PC industry turns attention to management concerns
- By John Monroe, Margret Johnston
- Nov 30, 1997
LAS VEGAS - At the Comdex trade show late last month hardware and software vendors unveiled a wide range of new or unannounced products that recognize an industrywide concern of making the enterprise computing environment more powerful and manageable. The products on display covered everything from handheld computers running the latest version of Microsoft Corp.'s Windows CE operating system to large-scale Microsoft Windows NT servers.
Vendors also demonstrated new peripherals and related office equipment. Among the new products was the Hyper Document System a digital copier and printer that also serves as a file management system from Panasonic's Office Products Company. According to the company the system which runs on a network will allow users to assign a digital document code to a scanned file and to store the electronic image for later retrieval from anywhere on the network.
The copier is equipped with an internal hard drive along with ports for removable storage drives. The new product will be available in spring 1998. Lowering PC Ownership Costs However this year a number of announcements focused on features and tools that are designed to lower the cost of owning PCs. Microsoft addressed this with the project code-named Hydra which makes it possible to hook up a number of low-cost Windows terminals off a Windows NT server (see story Page 39).
But other vendors got into the act as well led by systems management vendor Computer Associates International Inc. CA side by side with Intel Corp. and three major PC vendors announced that it had added new features at no extra cost to its Unicenter management framework that will make it easier for customers to remotely manage widely distributed computers from a central location.
CA's Enterprise/Configuration Standardization initiative (Enterprise/CSi) takes advantage of a Wake-on-LAN function in the latest generation of Intel processors that allows systems administrators to boot up PCs remotely across a network. That capability will make it possible for administrators to take advantage of new features in Unicenter for distributing software thereby changing PC configurations scanning for viruses remotely said Marc Sokol senior vice president of advanced technology at CA. Systems administrators cannot carry out such tasks during the day because such interruptions would hurt their users' productivity. By contrast after-hours remote operations are problematic because many PC users power down their machines at night Sokol said. "If you want to do software delivery of Microsoft Office after midnight and those machines are turned off you have a real problem " he said.
Enterprise/CSi also includes a "policy-based" management feature that makes it possible to automate software distribution configuration management and other functions by groups of users rather than desktop by desktop according to CA. For example the administrator gives one group of users a choice of operating systems and other software while another group will be limited to receiving a particular configuration. The new Unicenter features are based on the Desktop Management Initiative a set of PC management standards defined by the Desktop Management Task Force.

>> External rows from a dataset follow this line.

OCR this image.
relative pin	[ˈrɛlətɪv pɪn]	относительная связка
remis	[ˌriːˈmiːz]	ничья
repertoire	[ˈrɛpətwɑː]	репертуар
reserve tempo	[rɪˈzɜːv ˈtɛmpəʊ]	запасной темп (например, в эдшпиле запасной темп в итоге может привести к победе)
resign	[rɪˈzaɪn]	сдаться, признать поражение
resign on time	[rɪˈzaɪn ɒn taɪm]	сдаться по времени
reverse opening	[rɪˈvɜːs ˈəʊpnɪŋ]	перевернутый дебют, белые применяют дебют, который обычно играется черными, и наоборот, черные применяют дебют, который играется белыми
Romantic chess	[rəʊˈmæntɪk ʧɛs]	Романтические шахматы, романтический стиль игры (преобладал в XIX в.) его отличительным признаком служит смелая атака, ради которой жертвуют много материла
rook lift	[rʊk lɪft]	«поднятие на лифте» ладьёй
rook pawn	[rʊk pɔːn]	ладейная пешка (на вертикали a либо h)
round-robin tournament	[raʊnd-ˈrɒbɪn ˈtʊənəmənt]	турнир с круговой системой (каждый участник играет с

"It is important for us at Intel to make sure the management scheme extends all the way from the desktop out into the enterprise " said Dan Eichenberger business unit manager of Intel's Systems Management Division. Meanwhile a number of other PC manufacturers announced new models that emphasize manageability.

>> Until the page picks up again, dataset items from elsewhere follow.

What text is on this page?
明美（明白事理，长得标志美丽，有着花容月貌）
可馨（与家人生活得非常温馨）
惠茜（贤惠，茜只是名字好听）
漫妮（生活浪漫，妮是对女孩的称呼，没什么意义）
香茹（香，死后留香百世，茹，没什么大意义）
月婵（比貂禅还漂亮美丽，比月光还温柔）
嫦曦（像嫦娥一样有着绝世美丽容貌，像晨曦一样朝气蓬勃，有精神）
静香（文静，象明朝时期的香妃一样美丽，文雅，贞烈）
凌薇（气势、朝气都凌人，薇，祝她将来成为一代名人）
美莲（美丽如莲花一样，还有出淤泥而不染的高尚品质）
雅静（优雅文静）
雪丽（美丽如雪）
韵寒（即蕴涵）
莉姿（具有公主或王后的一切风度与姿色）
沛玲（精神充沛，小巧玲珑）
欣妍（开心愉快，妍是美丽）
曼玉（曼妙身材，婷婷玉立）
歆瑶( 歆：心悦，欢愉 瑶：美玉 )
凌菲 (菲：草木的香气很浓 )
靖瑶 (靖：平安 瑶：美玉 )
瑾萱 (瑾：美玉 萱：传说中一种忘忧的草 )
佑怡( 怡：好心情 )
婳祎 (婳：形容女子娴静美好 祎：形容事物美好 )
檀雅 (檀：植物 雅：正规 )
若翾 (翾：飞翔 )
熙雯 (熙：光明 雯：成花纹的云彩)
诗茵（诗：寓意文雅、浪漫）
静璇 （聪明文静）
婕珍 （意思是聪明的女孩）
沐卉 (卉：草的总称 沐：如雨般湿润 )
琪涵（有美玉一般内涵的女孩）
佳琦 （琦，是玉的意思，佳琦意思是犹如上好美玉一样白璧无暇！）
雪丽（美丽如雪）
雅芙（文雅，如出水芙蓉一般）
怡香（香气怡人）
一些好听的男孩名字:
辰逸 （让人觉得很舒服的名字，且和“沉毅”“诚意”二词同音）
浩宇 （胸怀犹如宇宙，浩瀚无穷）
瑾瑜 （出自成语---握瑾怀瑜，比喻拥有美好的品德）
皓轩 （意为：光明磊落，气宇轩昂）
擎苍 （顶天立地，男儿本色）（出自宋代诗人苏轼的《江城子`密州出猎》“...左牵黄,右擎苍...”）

Acer America Corp. unveiled a new desktop computer that is available in NetPC and Managed PC models. In its base NetPC configuration the Flex4000 comes with a small footprint chassis that has a 2.1G hard drive and an Ethernet connection but does not include a CD-ROM or a floppy disk drive. The sealed chassis makes it easier for organizations to control what applications are loaded onto the system. However to protect its customers' investments Acer also provides an "option kit" for adding the additional drives to convert the Flex4000 into a Managed PC configuration. In addition to the added drives the Managed PC comes with either a 2.1G 3.2G or 4.3G hard drive. Both models feature 166 MHz 200 MHz or 233 MHz Intel Pentium processors with MMX technology.
The Flex4000 supports Intel's Wake-on-LAN technology and comes with Intel's LANDesk Client Manager 3.1 management software. It is compliant with DMI standards. Management-Minded Machines Micron also introduced new management-minded PCs with a new high-end model in its ClientPro product line.

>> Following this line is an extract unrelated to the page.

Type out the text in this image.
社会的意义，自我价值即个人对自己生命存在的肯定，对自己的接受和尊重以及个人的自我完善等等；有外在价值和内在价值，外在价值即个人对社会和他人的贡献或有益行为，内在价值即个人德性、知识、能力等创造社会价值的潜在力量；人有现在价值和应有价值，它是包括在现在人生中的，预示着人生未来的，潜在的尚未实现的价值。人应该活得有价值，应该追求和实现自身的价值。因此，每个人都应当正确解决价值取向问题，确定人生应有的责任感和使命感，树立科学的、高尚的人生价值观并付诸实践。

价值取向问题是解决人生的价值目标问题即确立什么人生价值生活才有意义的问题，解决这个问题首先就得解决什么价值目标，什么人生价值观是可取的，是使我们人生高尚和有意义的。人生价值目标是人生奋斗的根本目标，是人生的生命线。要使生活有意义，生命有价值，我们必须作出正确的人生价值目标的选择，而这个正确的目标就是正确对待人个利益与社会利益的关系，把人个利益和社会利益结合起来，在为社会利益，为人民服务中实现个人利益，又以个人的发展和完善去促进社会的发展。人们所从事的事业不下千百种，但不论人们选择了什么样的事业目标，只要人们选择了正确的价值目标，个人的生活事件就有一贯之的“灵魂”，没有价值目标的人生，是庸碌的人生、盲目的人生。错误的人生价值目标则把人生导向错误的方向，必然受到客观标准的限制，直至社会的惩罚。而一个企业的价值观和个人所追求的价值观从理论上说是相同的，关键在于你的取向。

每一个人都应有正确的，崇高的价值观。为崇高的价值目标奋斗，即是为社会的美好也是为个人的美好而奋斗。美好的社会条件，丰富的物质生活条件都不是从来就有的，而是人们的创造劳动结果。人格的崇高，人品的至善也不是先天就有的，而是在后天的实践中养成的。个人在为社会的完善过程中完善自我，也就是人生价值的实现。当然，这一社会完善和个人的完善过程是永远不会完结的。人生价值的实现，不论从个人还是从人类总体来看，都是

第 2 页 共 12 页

The ClientPro 766Xi is one of Micron's most manageable machines said Tracey Rains platform manager for enterprise desktop products. In addition to Wake-on-LAN and LANDesk technology the new model includes software that allows a remote systems administrator to monitor voltage and thermal indicators and a chassis-intrusion alarm that lets managers know if the box has been opened. The new model ships with a 266 MHz or 300 MHz Intel Pentium II processor and Intel's 440 LX AGP chipset which supports 64M of synchronous dynamic RAM and Ultra Direct Memory Access. The ClientPro 766Xi starts at $2 599 and will be available sometime this week.